Thursday, March 28, 2024

Trade Secret Strategy

Trade Secrets

Photo by Peter Zurek / Shutterstock

 

Trade secrets can often be used to protect company knowledge and invention in instances where patent protection is either not desirable or available.

For example, when trade secrets are viewed as an alternative to patent protection they are commonly invoked in instances where the 20 year life of a patent isn’t deemed to be sufficient, or where the knowledge should never be made public (cf. the famous Coca-Cola recipe).

Significantly, trade secrets can also be used in instances where the knowledge at issue may not be considered patentable subject matter.
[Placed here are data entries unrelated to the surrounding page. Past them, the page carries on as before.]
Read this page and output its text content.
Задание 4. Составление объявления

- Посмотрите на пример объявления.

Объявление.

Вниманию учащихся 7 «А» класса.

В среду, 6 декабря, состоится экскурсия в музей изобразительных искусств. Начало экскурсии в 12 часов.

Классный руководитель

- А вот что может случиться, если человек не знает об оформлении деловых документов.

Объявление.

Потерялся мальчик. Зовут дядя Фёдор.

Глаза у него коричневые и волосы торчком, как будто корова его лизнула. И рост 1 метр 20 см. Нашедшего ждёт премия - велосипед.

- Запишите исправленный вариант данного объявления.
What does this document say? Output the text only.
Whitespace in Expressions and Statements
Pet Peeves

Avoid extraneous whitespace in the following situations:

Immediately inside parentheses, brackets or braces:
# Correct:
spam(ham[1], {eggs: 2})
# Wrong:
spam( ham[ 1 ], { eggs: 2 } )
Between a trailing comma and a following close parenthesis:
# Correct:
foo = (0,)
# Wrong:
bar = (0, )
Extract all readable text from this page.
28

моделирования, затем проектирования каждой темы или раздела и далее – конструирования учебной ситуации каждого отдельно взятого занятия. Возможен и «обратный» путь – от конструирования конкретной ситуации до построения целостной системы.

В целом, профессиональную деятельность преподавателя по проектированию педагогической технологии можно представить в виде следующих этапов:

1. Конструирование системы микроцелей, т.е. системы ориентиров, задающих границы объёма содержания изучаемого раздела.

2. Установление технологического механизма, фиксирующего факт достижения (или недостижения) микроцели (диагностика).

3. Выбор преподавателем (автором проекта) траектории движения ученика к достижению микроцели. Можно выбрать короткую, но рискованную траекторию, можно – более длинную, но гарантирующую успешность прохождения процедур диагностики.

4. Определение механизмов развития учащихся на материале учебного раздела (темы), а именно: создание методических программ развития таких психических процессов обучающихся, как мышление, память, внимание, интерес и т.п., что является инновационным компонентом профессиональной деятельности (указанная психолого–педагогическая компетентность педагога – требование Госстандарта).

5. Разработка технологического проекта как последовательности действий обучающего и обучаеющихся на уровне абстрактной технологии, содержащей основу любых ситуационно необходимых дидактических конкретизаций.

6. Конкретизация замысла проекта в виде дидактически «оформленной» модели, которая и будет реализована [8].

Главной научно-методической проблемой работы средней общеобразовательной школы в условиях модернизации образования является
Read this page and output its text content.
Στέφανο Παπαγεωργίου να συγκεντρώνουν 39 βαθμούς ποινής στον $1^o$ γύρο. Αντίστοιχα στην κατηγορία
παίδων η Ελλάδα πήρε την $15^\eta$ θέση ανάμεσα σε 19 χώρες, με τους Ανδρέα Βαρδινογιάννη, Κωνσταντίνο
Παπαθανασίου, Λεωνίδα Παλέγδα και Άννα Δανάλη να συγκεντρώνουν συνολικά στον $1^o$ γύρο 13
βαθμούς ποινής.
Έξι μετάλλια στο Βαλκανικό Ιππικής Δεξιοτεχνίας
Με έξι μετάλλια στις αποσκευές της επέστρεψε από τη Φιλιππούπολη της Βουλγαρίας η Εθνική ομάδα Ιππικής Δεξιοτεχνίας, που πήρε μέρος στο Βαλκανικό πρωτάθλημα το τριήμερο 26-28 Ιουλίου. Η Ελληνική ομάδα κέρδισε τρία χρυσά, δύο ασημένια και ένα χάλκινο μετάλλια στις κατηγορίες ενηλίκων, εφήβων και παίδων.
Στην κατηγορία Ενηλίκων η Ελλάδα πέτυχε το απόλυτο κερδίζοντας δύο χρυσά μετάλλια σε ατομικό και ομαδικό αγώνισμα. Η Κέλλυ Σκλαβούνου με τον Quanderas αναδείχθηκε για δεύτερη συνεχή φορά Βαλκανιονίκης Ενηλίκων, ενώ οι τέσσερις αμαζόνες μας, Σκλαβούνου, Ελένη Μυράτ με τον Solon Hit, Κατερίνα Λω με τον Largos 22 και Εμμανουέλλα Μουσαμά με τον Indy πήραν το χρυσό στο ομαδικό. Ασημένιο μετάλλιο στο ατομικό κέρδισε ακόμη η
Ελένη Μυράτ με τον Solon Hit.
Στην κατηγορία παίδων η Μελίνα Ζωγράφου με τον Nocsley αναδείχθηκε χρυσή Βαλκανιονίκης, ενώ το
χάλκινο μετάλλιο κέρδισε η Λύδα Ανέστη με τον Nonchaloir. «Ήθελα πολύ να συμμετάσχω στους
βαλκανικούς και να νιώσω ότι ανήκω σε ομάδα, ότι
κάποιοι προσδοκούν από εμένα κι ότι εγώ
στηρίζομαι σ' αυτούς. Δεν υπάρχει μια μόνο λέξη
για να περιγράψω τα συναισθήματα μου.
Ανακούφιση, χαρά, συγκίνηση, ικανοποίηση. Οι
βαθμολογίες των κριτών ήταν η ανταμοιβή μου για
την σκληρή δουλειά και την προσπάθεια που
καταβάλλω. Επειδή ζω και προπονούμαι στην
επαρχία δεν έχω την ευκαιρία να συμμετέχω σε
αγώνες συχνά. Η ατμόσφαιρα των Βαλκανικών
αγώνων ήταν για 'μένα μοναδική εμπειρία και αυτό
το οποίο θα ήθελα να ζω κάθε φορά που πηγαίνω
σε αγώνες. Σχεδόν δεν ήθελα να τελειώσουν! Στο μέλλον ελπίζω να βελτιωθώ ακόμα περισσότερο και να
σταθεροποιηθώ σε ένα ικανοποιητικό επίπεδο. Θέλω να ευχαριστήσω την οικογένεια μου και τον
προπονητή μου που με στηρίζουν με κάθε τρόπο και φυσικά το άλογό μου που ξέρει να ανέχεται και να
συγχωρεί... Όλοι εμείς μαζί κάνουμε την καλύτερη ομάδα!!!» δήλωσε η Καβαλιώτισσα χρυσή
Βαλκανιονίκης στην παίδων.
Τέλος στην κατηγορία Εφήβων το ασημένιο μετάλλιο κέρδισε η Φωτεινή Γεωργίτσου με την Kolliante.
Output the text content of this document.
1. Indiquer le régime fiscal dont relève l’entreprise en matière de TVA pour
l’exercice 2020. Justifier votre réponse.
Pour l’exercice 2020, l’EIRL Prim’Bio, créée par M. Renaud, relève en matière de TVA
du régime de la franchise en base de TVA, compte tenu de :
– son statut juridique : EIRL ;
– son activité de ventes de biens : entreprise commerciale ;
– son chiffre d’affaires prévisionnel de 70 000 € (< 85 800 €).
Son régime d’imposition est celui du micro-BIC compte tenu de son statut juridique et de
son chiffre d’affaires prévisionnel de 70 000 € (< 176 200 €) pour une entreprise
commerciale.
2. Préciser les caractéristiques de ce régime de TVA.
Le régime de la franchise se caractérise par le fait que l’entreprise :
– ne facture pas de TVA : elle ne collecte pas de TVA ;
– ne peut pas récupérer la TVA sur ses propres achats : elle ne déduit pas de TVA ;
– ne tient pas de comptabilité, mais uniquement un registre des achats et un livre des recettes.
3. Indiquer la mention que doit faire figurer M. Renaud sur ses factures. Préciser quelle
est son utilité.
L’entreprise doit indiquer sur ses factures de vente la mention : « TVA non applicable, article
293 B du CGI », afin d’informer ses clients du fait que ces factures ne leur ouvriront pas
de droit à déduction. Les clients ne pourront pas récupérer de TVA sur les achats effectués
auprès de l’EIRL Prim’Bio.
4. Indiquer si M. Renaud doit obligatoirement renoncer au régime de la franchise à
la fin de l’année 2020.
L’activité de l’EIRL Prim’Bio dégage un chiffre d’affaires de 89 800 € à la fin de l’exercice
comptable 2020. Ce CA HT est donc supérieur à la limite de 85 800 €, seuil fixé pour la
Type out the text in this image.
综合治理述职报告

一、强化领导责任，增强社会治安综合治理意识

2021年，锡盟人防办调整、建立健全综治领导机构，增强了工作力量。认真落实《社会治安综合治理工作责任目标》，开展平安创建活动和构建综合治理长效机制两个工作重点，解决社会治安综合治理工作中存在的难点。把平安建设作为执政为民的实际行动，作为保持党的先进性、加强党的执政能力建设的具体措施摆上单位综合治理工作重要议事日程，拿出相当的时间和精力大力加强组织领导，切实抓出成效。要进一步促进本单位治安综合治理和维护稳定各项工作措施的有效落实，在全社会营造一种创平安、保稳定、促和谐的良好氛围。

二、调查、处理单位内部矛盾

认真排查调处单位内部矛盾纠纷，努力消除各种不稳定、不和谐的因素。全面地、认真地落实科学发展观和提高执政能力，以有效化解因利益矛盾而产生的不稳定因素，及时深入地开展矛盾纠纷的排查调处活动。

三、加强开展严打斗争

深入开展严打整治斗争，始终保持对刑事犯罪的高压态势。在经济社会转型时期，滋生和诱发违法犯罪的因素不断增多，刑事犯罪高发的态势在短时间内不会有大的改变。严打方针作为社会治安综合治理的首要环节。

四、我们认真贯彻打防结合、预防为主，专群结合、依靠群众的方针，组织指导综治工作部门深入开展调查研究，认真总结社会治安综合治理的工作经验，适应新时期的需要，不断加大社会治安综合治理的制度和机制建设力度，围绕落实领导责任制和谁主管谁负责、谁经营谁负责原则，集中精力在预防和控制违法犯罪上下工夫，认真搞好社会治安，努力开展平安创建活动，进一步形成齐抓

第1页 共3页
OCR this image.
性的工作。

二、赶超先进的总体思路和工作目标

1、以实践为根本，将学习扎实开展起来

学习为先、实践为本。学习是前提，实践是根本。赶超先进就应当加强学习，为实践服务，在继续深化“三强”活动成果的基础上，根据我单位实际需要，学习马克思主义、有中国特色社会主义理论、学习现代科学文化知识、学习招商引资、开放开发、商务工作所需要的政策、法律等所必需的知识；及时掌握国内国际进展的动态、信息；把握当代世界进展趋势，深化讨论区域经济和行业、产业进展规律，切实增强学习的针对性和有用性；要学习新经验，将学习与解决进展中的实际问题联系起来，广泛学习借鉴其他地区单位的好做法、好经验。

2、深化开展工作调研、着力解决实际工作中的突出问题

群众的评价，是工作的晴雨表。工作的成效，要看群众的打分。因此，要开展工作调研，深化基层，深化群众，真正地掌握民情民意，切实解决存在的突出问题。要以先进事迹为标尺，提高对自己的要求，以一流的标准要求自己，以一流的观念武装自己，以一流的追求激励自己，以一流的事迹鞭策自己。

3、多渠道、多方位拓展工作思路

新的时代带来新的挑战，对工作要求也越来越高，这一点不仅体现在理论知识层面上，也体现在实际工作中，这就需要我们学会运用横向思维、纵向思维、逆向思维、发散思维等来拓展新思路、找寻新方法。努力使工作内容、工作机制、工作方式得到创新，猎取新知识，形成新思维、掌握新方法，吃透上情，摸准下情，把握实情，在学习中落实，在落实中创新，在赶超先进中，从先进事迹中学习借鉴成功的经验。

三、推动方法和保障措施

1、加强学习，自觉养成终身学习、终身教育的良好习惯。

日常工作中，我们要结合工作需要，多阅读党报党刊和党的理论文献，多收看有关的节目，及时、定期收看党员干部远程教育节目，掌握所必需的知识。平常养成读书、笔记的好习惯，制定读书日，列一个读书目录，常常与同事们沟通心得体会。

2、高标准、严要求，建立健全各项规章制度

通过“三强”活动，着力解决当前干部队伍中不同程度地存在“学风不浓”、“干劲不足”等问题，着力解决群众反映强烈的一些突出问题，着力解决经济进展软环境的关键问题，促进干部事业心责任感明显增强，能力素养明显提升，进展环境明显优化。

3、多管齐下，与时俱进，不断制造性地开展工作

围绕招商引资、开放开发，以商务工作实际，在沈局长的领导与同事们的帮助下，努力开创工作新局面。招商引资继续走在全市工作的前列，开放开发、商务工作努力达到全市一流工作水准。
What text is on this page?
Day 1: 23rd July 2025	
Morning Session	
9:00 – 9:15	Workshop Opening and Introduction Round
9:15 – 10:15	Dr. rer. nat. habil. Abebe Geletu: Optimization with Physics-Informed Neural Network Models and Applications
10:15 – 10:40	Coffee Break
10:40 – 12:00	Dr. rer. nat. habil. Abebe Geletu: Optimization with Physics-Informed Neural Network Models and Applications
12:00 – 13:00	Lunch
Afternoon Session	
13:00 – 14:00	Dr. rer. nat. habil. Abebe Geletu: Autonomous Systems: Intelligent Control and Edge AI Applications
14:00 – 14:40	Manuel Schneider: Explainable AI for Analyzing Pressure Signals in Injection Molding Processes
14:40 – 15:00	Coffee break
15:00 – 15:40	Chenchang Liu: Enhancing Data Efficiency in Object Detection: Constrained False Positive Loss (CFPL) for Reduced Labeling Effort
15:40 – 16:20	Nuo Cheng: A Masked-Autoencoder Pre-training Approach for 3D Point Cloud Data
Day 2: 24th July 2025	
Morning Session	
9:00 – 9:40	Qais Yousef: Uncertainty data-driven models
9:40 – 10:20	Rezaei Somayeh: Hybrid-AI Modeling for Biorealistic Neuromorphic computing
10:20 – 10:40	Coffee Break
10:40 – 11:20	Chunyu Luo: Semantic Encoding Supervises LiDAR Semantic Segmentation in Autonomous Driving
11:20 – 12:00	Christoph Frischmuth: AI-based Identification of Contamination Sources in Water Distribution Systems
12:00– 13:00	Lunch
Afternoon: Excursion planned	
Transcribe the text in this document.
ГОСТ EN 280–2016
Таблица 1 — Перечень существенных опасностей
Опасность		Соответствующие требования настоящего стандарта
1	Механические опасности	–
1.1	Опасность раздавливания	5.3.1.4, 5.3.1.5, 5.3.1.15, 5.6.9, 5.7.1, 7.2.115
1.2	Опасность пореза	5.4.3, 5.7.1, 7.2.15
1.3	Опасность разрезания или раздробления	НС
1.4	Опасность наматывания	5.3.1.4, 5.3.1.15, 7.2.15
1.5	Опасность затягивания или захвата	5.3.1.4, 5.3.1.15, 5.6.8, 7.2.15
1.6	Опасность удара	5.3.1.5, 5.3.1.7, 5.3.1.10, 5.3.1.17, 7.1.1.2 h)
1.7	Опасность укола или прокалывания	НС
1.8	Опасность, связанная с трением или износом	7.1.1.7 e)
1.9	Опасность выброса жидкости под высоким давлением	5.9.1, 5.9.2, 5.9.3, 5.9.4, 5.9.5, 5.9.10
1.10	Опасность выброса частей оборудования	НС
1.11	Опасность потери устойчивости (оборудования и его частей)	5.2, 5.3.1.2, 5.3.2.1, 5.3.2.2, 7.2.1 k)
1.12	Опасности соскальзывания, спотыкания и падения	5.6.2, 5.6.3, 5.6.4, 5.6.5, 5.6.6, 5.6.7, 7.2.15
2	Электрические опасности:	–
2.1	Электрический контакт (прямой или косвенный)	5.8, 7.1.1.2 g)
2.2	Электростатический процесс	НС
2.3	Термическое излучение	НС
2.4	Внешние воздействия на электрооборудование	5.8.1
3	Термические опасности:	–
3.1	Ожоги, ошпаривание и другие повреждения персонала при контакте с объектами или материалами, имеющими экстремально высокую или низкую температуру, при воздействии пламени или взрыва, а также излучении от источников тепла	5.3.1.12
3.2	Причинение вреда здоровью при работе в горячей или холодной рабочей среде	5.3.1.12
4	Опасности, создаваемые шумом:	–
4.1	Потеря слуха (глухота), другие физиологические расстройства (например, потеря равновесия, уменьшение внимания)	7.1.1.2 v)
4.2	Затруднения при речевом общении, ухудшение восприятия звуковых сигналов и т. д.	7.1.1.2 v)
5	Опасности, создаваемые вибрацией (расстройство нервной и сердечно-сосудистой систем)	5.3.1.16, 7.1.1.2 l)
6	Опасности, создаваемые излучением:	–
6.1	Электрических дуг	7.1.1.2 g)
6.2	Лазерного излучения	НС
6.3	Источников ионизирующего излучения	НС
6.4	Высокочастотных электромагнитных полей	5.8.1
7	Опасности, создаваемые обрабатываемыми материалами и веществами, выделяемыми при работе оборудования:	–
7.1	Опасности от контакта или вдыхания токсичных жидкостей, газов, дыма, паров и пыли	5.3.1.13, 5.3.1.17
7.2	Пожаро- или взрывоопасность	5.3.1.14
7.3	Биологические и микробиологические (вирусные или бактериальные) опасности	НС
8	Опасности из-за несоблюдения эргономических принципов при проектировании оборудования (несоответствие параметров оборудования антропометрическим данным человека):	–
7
In these cases, knowledge can often be construed as a trade secret, created on the spot with its formalization, and receive equally valuable and enforceable intellectual property protection.

Importantly, to qualify as a trade secret, knowledge or invention must be handled with a practice or system that includes marking trade secrets as such, and holding them in a secure manner.

Key to achieving this objective is devising a system to secure secrets that also allows business disclosure to selected individuals who are all also under individual non-disclosure agreements. Effective systems keep trade secrets with an administrator, an officer of the company, who controls their possession and use within the company. Each party who has access to a trade secret needs to be instructed in the significance of the secret, the terms of its existence, and its protection. The administrator needs to conduct periodic reviews of the trade secret to ensure it is being protected and used properly.

Under the law, trade secrets have no term under which they expire, but the secret stays in force only so long as it is properly marked and kept in confidence.